Stare all’attacco voleva dire privilegiare la soggettivazione. Voleva dire riconfigurare continuamente il perimetro del soggetto collettivo, man mano che la lotta introduceva innovazioni nel modo di produzione e nel processo di valorizzazione.
Non c’è frase nel suo stile di scrittura che non sia pervasa da un fuoco di passione, di rabbia, che va sempre “oltre”.

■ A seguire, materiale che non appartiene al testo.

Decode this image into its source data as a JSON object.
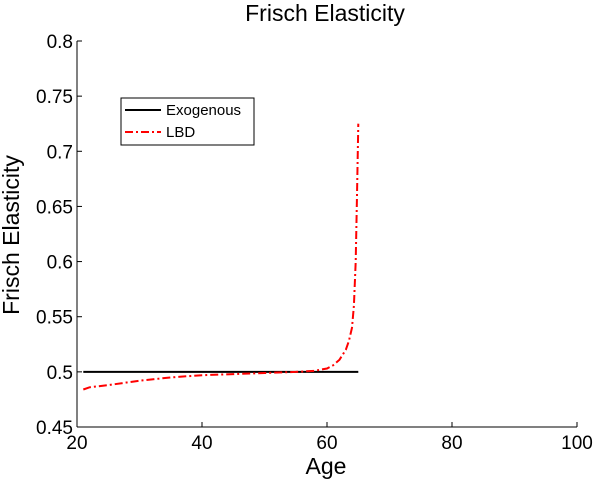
{
  "chart_data": {
    "type": "line",
    "title": "Frisch Elasticity",
    "xlabel": "Age",
    "ylabel": "Frisch Elasticity",
    "xlim": [
      20,
      100
    ],
    "ylim": [
      0.45,
      0.8
    ],
    "xticks": [
      "20",
      "40",
      "60",
      "80",
      "100"
    ],
    "yticks": [
      "0.45",
      "0.5",
      "0.55",
      "0.6",
      "0.65",
      "0.7",
      "0.75",
      "0.8"
    ],
    "grid": false,
    "legend_position": "top-left",
    "series": [
      {
        "name": "Exogenous",
        "color": "#000000",
        "style": "solid",
        "x": [
          21,
          65
        ],
        "y": [
          0.5,
          0.5
        ]
      },
      {
        "name": "LBD",
        "color": "#ff0000",
        "style": "dash-dot",
        "x": [
          21,
          22,
          25,
          30,
          35,
          40,
          45,
          50,
          55,
          58,
          60,
          61,
          62,
          63,
          63.5,
          64,
          64.3,
          64.6,
          64.8,
          65
        ],
        "y": [
          0.484,
          0.486,
          0.488,
          0.492,
          0.495,
          0.497,
          0.498,
          0.499,
          0.5,
          0.501,
          0.503,
          0.506,
          0.511,
          0.52,
          0.528,
          0.54,
          0.56,
          0.6,
          0.66,
          0.725
        ]
      }
    ]
  }
}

È stato scritto che Toni Negri era posseduto dal demone della rivoluzione. È vero, per lui era sempre all’ordine del giorno. Ma non era lui il matto, siamo noi semmai a non capire che è la *forma mentis* necessaria, indispensabile, a permetterci un libero pensiero, a permetterci di godere ancora di uno spazio di libertà e di autonomia.
Non era follia la sua, eravamo noi incapaci di scrollarci di dosso quelle che Spinoza chiama le “passioni tristi”. Vogliamo chiamarla utopia, perché è più *politically correct*? Possiamo farlo, purché si riconosca che il demone di Toni gli consentiva un’immagine realistica dell’insaziabile voracità del capitale.

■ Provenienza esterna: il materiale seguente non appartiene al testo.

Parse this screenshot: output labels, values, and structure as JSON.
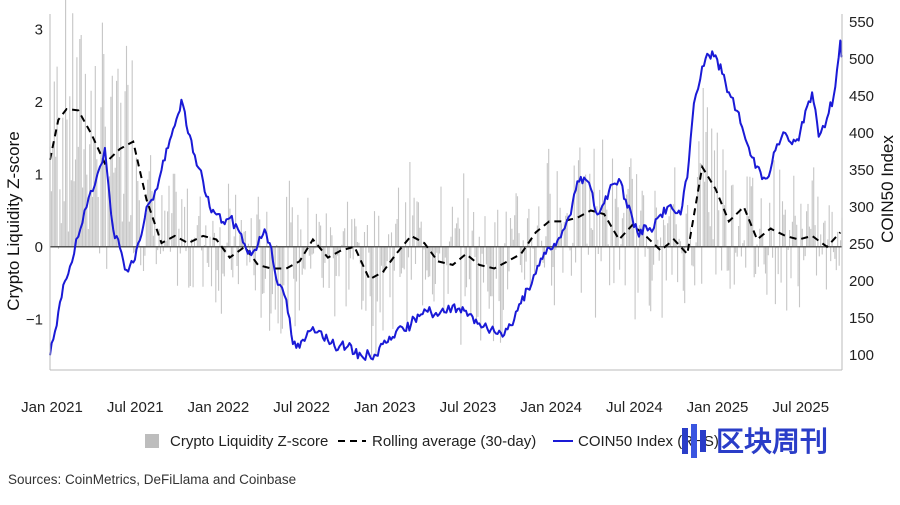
{
  "chart_data": {
    "type": "line",
    "ylabel_left": "Crypto Liquidity Z-score",
    "ylabel_right": "COIN50 Index",
    "yticks_left": [
      "3",
      "2",
      "1",
      "0",
      "−1"
    ],
    "yticks_right": [
      "550",
      "500",
      "450",
      "400",
      "350",
      "300",
      "250",
      "200",
      "150",
      "100"
    ],
    "xticks": [
      "Jan 2021",
      "Jul 2021",
      "Jan 2022",
      "Jul 2022",
      "Jan 2023",
      "Jul 2023",
      "Jan 2024",
      "Jul 2024",
      "Jan 2025",
      "Jul 2025"
    ],
    "ylim_left": [
      -1.7,
      3.1
    ],
    "ylim_right": [
      80,
      550
    ],
    "xlim": [
      2021.0,
      2025.76
    ],
    "legend": [
      {
        "label": "Crypto Liquidity Z-score",
        "style": "bar",
        "color": "#bdbdbd"
      },
      {
        "label": "Rolling average (30-day)",
        "style": "dashed",
        "color": "#000000"
      },
      {
        "label": "COIN50 Index (RHS)",
        "style": "line",
        "color": "#1a1ad6"
      }
    ],
    "series": [
      {
        "name": "Rolling average (30-day)",
        "axis": "left",
        "points": [
          [
            2021.0,
            1.2
          ],
          [
            2021.05,
            1.75
          ],
          [
            2021.1,
            1.9
          ],
          [
            2021.17,
            1.88
          ],
          [
            2021.25,
            1.55
          ],
          [
            2021.33,
            1.15
          ],
          [
            2021.42,
            1.35
          ],
          [
            2021.5,
            1.45
          ],
          [
            2021.58,
            0.65
          ],
          [
            2021.67,
            0.05
          ],
          [
            2021.75,
            0.15
          ],
          [
            2021.83,
            0.05
          ],
          [
            2021.92,
            0.15
          ],
          [
            2022.0,
            0.1
          ],
          [
            2022.08,
            -0.15
          ],
          [
            2022.17,
            0.0
          ],
          [
            2022.25,
            -0.25
          ],
          [
            2022.33,
            -0.3
          ],
          [
            2022.42,
            -0.3
          ],
          [
            2022.5,
            -0.2
          ],
          [
            2022.58,
            0.1
          ],
          [
            2022.67,
            -0.15
          ],
          [
            2022.75,
            -0.05
          ],
          [
            2022.83,
            0.0
          ],
          [
            2022.92,
            -0.45
          ],
          [
            2023.0,
            -0.35
          ],
          [
            2023.08,
            -0.1
          ],
          [
            2023.17,
            0.15
          ],
          [
            2023.25,
            0.05
          ],
          [
            2023.33,
            -0.2
          ],
          [
            2023.42,
            -0.25
          ],
          [
            2023.5,
            -0.1
          ],
          [
            2023.58,
            -0.25
          ],
          [
            2023.67,
            -0.3
          ],
          [
            2023.75,
            -0.2
          ],
          [
            2023.83,
            -0.1
          ],
          [
            2023.92,
            0.2
          ],
          [
            2024.0,
            0.35
          ],
          [
            2024.08,
            0.35
          ],
          [
            2024.17,
            0.4
          ],
          [
            2024.25,
            0.5
          ],
          [
            2024.33,
            0.45
          ],
          [
            2024.42,
            0.1
          ],
          [
            2024.5,
            0.3
          ],
          [
            2024.58,
            0.15
          ],
          [
            2024.67,
            -0.05
          ],
          [
            2024.75,
            0.1
          ],
          [
            2024.83,
            -0.1
          ],
          [
            2024.92,
            1.1
          ],
          [
            2025.0,
            0.8
          ],
          [
            2025.08,
            0.35
          ],
          [
            2025.17,
            0.55
          ],
          [
            2025.25,
            0.1
          ],
          [
            2025.33,
            0.25
          ],
          [
            2025.42,
            0.15
          ],
          [
            2025.5,
            0.1
          ],
          [
            2025.58,
            0.15
          ],
          [
            2025.67,
            0.0
          ],
          [
            2025.75,
            0.2
          ]
        ]
      },
      {
        "name": "COIN50 Index (RHS)",
        "axis": "right",
        "points": [
          [
            2021.0,
            100
          ],
          [
            2021.04,
            140
          ],
          [
            2021.08,
            195
          ],
          [
            2021.12,
            220
          ],
          [
            2021.17,
            260
          ],
          [
            2021.22,
            300
          ],
          [
            2021.27,
            330
          ],
          [
            2021.33,
            380
          ],
          [
            2021.38,
            270
          ],
          [
            2021.42,
            245
          ],
          [
            2021.46,
            215
          ],
          [
            2021.5,
            225
          ],
          [
            2021.54,
            255
          ],
          [
            2021.58,
            300
          ],
          [
            2021.62,
            310
          ],
          [
            2021.67,
            350
          ],
          [
            2021.71,
            380
          ],
          [
            2021.75,
            410
          ],
          [
            2021.79,
            445
          ],
          [
            2021.83,
            400
          ],
          [
            2021.87,
            370
          ],
          [
            2021.92,
            335
          ],
          [
            2021.96,
            300
          ],
          [
            2022.0,
            290
          ],
          [
            2022.04,
            280
          ],
          [
            2022.08,
            285
          ],
          [
            2022.13,
            270
          ],
          [
            2022.17,
            250
          ],
          [
            2022.21,
            235
          ],
          [
            2022.25,
            250
          ],
          [
            2022.29,
            270
          ],
          [
            2022.33,
            245
          ],
          [
            2022.37,
            195
          ],
          [
            2022.42,
            175
          ],
          [
            2022.46,
            115
          ],
          [
            2022.5,
            110
          ],
          [
            2022.54,
            125
          ],
          [
            2022.58,
            138
          ],
          [
            2022.63,
            132
          ],
          [
            2022.67,
            120
          ],
          [
            2022.71,
            112
          ],
          [
            2022.75,
            115
          ],
          [
            2022.79,
            112
          ],
          [
            2022.83,
            102
          ],
          [
            2022.87,
            100
          ],
          [
            2022.92,
            100
          ],
          [
            2022.96,
            100
          ],
          [
            2023.0,
            115
          ],
          [
            2023.04,
            125
          ],
          [
            2023.08,
            132
          ],
          [
            2023.13,
            133
          ],
          [
            2023.17,
            142
          ],
          [
            2023.21,
            155
          ],
          [
            2023.25,
            162
          ],
          [
            2023.29,
            158
          ],
          [
            2023.33,
            153
          ],
          [
            2023.37,
            158
          ],
          [
            2023.42,
            167
          ],
          [
            2023.46,
            163
          ],
          [
            2023.5,
            160
          ],
          [
            2023.54,
            152
          ],
          [
            2023.58,
            143
          ],
          [
            2023.63,
            135
          ],
          [
            2023.67,
            132
          ],
          [
            2023.71,
            130
          ],
          [
            2023.75,
            135
          ],
          [
            2023.79,
            148
          ],
          [
            2023.83,
            170
          ],
          [
            2023.87,
            190
          ],
          [
            2023.92,
            210
          ],
          [
            2023.96,
            230
          ],
          [
            2024.0,
            245
          ],
          [
            2024.04,
            248
          ],
          [
            2024.08,
            268
          ],
          [
            2024.13,
            290
          ],
          [
            2024.17,
            335
          ],
          [
            2024.21,
            340
          ],
          [
            2024.25,
            325
          ],
          [
            2024.29,
            290
          ],
          [
            2024.33,
            305
          ],
          [
            2024.37,
            330
          ],
          [
            2024.42,
            338
          ],
          [
            2024.46,
            310
          ],
          [
            2024.5,
            285
          ],
          [
            2024.54,
            260
          ],
          [
            2024.58,
            275
          ],
          [
            2024.63,
            272
          ],
          [
            2024.67,
            290
          ],
          [
            2024.71,
            300
          ],
          [
            2024.75,
            295
          ],
          [
            2024.79,
            290
          ],
          [
            2024.83,
            340
          ],
          [
            2024.87,
            440
          ],
          [
            2024.92,
            490
          ],
          [
            2024.96,
            505
          ],
          [
            2025.0,
            505
          ],
          [
            2025.04,
            480
          ],
          [
            2025.08,
            455
          ],
          [
            2025.13,
            430
          ],
          [
            2025.17,
            400
          ],
          [
            2025.21,
            370
          ],
          [
            2025.25,
            355
          ],
          [
            2025.29,
            340
          ],
          [
            2025.33,
            350
          ],
          [
            2025.37,
            385
          ],
          [
            2025.42,
            400
          ],
          [
            2025.46,
            385
          ],
          [
            2025.5,
            390
          ],
          [
            2025.54,
            430
          ],
          [
            2025.58,
            455
          ],
          [
            2025.62,
            395
          ],
          [
            2025.67,
            420
          ],
          [
            2025.71,
            450
          ],
          [
            2025.75,
            525
          ],
          [
            2025.76,
            505
          ]
        ]
      }
    ]
  },
  "source_text": "Sources: CoinMetrics, DeFiLlama and Coinbase",
  "watermark_text": "区块周刊",
  "colors": {
    "bar": "#c6c6c6",
    "coin50": "#1a1ad6",
    "rolling": "#000000",
    "zero_line": "#555555"
  }
}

Si mettano il cuore in pace i suoi detrattori: Toni Negri ha potuto dialogare con la generazione di Genova e delle May Day Parade, con i giovani della gig economy e con gli immigrati, con i no global e i no logo, che oggi lo rimpiangono con struggente riconoscenza. Sì, è grazie alla lotta che un movimento diventa potere costituente, nuovo ordine sociale.
Quei passaggi storici e logici di Toni Negri sono diventati anticipazioni profetiche e, come tali, hanno dato coraggio a quella gioventù avvilita, umiliata, isolata nell’individualismo, alla quale lui ha gridato nient’altro che: «Siete una forza, avete una forza, usatela!». Tutto qui il suo essere un “cattivo maestro”. Ma già abbastanza per essere un’alternativa a chi, magari con sforzo, riconosce ai giovani semplicemente il diritto di protestare, salvo poi non aprire bocca se quei giovani vengono manganellati, denunciati, messi ai domiciliari o ficcati in galera.
Attenti a non farne il Maestro con la M maiuscola contrapposto al cattivo maestro. Toni è stato, come tanti, una persona normale di elevata scolarizzazione che si è messa dalla parte degli sfruttati, degli emarginati, dei senza parola, e con loro stava bene, mai cercando di educarli o di guidarli, ma aiutandoli a riconoscere le loro potenzialità, il loro potere contrattuale. Non andava certo a insegnare agli operai del Petrolchimico di Marghera quanto fosse mortale il cloruro di vinile monomero, ma semmai a dire che fermare la morìa era nelle loro mani, e solo in quelle.
Non dobbiamo avere paura, scrive Toni, perché siamo dalla parte della vita e la paura ci rende asserviti alla logica fascista della guerra. In questo momento di smarrimento di fronte alla violenza del mondo, questo rimane per me il lascito più importante di Toni, che per me è tanto politico quanto esistenziale. Ecco, qui, in questo spazio libero che abbiamo creato nella nostra città, vediamo ancora dentro Toni, sorridente.
Ciao Toni, saluta anche Franco, che ci ha insegnato a guardare le stelle. Chissà quante risate vi state facendo a vedere questa mandria di amici che sognano ancora.